Cernan était en compétition avec l’équipage de Dick Gordon, qui lui avouera plus tard qu’après son crash, il avait bien cru qu’Apollo 17 serait à lui.

Finalement, l’accident de Cernan ne fit pas grand bruit, quelques lignes anodines dans les journaux, et quelques mots à la télé…

Quelques jours plus tard, Cernan récupérera le casque qu’il portait, dont une partie a fondu… Casque qui se trouve dans son bureau encore aujourd’hui.

Une voiture ensablée

Ce soir-là, l’équipage d’Apollo 17 donne la coutumière petite fête d’avant vol, réservée uniquement au personnel habilité à entrer en contact avec les astronautes, pendant leur période de quarantaine.

La fête se déroule dans la désormais célèbre maison de la plage (Beach House), qui fut d’abord louée à l’année par le magazine Life pour les astronautes, puis rachetée et rénovée par la NASA. Une maison qui a une vue magnifique sur l’océan.

Après avoir bien mangé, bien bu et bien rigolé, il est temps pour les astronautes de s’absenter, pour assister à une conférence de presse au O&C building, qui doit se tenir à 20 heures.

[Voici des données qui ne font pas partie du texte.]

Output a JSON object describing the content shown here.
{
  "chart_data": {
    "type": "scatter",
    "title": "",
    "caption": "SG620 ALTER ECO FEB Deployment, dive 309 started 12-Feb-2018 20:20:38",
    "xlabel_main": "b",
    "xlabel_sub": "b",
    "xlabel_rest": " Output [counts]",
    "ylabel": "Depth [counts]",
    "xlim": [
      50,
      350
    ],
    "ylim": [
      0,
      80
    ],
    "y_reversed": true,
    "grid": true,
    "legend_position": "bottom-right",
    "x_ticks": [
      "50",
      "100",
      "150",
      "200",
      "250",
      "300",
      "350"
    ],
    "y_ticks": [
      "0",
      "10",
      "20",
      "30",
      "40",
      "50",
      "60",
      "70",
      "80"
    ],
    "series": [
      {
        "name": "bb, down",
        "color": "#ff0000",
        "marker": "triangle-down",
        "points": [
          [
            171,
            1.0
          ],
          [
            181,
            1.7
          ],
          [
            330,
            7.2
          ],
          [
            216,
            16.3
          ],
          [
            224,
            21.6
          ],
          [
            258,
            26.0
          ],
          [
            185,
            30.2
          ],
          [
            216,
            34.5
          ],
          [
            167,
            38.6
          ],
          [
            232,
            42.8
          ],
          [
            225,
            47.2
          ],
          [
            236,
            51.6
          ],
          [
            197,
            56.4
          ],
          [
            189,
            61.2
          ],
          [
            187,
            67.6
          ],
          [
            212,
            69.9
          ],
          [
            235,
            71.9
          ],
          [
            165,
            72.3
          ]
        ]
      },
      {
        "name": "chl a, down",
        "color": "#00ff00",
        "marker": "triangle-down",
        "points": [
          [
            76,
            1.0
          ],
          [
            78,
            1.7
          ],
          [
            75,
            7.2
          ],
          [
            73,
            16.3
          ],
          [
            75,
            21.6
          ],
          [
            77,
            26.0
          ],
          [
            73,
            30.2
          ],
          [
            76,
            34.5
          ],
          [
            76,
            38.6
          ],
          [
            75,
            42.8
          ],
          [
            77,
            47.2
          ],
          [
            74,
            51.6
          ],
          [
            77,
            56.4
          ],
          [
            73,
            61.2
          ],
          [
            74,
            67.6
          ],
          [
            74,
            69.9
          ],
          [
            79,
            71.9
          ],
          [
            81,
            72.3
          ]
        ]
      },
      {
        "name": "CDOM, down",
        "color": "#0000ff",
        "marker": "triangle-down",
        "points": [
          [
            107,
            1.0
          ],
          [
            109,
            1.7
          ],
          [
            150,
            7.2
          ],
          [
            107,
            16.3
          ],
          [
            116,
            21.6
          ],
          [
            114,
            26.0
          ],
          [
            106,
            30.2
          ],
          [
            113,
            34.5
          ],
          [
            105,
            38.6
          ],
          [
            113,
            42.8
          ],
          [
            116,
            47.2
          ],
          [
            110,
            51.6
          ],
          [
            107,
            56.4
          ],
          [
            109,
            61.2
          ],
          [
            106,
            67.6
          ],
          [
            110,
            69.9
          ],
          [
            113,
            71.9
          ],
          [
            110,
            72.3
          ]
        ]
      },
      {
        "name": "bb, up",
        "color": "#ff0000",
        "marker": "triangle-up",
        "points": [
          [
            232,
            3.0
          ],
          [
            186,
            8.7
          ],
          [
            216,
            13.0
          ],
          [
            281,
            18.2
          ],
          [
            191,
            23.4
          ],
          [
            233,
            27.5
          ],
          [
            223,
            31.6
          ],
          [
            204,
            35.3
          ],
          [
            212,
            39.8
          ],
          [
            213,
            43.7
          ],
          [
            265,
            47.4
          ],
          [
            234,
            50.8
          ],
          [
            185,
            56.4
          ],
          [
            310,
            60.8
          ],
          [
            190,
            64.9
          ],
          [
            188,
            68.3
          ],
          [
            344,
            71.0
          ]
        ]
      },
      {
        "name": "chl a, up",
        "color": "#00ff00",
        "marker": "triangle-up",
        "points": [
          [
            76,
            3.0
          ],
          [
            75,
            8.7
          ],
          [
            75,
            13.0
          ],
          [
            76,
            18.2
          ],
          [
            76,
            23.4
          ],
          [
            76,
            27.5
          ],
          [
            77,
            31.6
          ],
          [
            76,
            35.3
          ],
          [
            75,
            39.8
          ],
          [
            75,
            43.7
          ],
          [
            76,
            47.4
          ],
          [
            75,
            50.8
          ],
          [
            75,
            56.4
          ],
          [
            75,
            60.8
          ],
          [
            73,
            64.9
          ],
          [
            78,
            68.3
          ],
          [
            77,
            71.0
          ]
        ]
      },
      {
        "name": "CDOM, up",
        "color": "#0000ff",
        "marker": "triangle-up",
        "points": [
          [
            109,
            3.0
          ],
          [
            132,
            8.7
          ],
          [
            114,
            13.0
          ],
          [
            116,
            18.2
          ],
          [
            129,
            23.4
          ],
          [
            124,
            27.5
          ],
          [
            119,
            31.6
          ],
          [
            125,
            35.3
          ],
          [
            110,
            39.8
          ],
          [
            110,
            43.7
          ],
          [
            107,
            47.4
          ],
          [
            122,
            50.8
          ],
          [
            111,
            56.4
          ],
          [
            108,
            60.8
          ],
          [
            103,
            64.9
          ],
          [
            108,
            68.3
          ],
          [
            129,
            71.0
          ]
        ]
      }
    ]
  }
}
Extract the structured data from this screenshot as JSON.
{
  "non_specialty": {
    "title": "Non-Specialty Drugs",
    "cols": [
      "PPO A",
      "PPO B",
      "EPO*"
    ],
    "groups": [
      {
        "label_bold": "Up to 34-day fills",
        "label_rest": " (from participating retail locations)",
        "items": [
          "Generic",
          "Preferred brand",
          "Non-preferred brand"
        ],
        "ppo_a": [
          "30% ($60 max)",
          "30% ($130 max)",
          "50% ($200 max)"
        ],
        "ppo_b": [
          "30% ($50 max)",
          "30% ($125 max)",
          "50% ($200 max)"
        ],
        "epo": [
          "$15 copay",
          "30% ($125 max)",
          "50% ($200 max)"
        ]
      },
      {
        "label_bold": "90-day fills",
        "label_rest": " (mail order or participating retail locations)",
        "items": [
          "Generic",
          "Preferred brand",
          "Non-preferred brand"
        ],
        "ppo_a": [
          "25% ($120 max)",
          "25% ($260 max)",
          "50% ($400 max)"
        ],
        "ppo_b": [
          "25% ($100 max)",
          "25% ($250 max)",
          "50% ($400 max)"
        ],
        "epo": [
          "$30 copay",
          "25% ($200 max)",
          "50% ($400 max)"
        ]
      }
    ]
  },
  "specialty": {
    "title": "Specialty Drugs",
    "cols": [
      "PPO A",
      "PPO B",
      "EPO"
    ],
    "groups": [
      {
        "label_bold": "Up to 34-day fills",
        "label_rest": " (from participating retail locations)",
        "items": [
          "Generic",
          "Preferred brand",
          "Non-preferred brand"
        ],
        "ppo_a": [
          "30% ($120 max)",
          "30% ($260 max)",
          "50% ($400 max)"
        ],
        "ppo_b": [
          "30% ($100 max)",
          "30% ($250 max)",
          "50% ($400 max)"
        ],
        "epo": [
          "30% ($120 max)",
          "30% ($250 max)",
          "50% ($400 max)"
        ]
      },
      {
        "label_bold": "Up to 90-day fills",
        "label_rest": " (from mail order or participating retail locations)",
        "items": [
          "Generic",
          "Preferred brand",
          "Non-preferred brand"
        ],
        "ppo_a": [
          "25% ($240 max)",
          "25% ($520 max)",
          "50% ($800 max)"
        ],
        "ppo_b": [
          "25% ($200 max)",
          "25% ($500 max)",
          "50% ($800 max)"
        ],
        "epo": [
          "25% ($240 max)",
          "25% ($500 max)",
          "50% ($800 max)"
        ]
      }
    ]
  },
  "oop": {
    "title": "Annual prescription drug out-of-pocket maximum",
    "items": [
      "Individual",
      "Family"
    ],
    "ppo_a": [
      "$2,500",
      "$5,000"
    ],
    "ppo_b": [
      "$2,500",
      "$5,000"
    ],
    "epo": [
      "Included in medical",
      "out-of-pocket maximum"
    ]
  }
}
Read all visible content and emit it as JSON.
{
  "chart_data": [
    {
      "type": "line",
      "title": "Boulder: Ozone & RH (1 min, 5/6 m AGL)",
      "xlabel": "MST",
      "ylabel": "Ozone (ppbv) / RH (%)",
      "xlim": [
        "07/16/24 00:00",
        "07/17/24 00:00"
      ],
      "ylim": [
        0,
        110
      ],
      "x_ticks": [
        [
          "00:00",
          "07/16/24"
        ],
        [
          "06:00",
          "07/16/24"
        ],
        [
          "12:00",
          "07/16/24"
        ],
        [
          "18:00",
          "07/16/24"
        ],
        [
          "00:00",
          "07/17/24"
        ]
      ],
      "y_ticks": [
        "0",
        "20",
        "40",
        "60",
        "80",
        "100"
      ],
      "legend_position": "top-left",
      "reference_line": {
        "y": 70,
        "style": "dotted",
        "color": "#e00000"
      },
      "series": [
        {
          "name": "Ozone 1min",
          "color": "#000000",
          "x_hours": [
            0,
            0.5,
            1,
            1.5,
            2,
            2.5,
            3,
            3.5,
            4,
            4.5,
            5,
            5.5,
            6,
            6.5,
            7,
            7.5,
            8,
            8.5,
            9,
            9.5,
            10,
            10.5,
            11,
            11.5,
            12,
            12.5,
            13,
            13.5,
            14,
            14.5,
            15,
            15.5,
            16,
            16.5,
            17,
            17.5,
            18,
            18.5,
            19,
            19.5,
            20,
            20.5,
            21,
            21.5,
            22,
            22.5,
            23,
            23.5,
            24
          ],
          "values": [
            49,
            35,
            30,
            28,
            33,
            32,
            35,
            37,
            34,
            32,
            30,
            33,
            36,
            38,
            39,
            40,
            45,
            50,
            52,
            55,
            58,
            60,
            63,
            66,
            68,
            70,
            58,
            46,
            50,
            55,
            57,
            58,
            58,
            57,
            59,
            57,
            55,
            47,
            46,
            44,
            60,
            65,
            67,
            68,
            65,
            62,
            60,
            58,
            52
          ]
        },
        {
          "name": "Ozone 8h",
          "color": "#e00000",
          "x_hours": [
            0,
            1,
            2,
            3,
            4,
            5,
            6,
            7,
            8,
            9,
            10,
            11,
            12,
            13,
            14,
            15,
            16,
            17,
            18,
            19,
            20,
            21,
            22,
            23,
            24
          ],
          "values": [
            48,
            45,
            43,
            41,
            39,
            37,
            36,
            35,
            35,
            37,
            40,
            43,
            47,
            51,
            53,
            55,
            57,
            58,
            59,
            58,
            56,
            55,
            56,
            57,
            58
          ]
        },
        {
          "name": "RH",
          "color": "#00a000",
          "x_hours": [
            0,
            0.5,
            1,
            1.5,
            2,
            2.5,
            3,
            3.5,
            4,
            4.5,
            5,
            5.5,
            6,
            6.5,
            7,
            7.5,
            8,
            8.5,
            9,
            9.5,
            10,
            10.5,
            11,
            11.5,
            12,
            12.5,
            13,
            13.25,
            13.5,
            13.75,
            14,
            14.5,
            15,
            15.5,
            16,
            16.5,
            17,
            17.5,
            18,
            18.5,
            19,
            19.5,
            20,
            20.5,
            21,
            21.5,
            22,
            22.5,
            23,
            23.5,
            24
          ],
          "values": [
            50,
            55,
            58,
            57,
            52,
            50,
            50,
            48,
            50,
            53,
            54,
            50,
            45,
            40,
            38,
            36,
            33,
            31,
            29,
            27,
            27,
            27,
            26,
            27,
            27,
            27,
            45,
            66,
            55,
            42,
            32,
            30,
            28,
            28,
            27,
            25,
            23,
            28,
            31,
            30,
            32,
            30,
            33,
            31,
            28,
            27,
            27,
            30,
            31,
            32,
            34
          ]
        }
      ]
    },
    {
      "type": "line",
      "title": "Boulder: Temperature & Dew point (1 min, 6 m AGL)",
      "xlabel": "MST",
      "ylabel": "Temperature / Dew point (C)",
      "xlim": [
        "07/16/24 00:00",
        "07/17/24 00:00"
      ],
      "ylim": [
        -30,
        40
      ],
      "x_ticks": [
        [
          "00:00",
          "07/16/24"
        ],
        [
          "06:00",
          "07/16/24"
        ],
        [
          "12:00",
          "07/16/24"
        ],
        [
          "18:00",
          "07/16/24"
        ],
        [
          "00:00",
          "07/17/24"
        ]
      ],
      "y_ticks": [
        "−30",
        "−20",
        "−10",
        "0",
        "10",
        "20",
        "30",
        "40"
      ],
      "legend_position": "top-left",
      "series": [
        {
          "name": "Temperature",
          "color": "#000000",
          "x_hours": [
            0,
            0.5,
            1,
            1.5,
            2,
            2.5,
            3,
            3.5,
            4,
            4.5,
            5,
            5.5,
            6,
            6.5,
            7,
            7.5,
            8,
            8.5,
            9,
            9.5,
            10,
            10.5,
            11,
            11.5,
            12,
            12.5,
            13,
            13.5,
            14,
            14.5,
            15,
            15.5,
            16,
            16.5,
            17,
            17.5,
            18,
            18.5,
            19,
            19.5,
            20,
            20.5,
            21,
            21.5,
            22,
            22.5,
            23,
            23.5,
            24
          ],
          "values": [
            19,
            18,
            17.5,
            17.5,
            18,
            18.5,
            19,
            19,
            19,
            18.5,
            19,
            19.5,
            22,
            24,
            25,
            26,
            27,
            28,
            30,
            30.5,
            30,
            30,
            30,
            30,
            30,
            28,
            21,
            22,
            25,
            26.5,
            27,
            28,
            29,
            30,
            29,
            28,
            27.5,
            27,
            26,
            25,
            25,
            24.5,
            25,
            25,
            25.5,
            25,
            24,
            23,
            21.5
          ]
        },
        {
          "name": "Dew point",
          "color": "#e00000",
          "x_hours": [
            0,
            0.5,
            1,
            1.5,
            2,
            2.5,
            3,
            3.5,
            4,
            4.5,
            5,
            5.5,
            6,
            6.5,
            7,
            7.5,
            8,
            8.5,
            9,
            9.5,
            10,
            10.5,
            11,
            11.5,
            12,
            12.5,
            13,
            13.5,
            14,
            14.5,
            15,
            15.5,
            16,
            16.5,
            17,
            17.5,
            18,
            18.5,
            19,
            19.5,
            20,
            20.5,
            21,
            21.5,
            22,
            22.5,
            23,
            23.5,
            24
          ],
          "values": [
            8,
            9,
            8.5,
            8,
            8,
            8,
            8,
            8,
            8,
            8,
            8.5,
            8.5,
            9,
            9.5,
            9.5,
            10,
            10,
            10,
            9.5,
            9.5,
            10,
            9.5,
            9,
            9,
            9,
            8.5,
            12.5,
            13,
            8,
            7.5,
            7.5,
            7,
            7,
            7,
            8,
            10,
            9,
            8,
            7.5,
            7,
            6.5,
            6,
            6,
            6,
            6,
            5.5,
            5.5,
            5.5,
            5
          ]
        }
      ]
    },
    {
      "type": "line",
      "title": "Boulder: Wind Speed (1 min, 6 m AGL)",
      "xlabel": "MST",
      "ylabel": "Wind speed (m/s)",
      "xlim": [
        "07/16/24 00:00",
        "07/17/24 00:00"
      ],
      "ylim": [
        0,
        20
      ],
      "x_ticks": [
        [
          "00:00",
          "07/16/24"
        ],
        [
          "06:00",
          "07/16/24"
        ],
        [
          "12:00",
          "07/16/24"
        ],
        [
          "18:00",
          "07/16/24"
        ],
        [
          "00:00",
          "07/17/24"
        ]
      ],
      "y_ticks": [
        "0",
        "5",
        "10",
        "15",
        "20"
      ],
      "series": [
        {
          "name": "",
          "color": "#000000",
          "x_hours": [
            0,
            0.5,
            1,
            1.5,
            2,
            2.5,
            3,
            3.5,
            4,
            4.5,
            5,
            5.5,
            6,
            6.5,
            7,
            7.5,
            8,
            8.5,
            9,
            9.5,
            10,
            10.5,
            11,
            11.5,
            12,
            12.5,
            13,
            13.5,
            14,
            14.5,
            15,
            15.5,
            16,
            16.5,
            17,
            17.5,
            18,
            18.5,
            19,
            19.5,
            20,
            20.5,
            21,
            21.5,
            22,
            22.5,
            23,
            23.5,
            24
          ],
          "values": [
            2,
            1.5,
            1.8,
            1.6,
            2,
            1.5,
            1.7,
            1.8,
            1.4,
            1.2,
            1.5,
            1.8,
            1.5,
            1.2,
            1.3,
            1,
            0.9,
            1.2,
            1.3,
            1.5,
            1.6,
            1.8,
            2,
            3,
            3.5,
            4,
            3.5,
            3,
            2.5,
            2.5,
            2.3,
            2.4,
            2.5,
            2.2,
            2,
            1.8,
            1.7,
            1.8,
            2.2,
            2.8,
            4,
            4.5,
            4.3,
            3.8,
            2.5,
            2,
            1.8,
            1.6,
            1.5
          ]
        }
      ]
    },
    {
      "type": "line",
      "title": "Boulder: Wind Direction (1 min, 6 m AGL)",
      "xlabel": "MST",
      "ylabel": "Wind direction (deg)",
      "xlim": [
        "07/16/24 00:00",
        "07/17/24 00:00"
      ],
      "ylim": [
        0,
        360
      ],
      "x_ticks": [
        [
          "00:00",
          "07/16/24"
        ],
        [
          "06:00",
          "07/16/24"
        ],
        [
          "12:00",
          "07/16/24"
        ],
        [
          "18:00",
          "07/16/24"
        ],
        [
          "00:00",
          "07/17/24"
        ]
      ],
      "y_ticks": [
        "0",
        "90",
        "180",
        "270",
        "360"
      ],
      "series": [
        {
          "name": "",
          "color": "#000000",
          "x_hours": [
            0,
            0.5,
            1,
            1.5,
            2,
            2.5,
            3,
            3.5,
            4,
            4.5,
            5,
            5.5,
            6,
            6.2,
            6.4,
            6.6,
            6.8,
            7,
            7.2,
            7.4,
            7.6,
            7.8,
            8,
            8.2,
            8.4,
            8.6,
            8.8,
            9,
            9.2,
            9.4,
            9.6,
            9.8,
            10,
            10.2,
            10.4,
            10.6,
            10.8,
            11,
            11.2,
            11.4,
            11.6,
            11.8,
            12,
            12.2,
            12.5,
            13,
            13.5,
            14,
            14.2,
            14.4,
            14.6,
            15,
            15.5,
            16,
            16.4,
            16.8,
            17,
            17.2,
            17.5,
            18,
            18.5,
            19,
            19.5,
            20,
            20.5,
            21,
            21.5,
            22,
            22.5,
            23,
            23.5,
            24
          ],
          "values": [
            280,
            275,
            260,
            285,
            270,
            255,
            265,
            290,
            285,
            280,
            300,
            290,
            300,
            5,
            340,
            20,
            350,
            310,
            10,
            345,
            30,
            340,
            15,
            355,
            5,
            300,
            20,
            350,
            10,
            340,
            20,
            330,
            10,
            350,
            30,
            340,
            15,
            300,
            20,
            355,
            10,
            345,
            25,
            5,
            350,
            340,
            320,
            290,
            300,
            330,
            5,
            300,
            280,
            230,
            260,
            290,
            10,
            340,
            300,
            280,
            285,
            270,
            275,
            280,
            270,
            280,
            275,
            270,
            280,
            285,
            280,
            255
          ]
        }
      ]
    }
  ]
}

Eugene Cernan prend sa Chevrolet décapotable et démarre… Mais la voiture ne bouge pas, les roues patinent sur le sable… Tout le monde sort pour voir ça, et en profiter pour se moquer un peu, chacun y va de son bon conseil : « avance un peu, recule »…

« Qu’est ce qui se passe, vous pouvez m’envoyer sur la Lune, mais vous n’êtes pas capable de m’aider à sortir cette voiture de ce foutu sable ! » hurle Cernan, qui, voyant les minutes s’égrener, devient de plus en plus irritable; la conférence de presse doit commencer dans quelques instants !

Finalement Guenter Wendt lui lance : « Pourquoi tu n’enlèves pas le parpaing qu’il y a sous ta voiture ! »

Pendant la réception, le génial Guenter Wendt s’était subrepticement glissé au-dehors, et avec l’aide d’un cric et quelques complices, avait disposé des parpaings sous la voiture afin que les pneus effleurent tout juste le sol !  Gotcha !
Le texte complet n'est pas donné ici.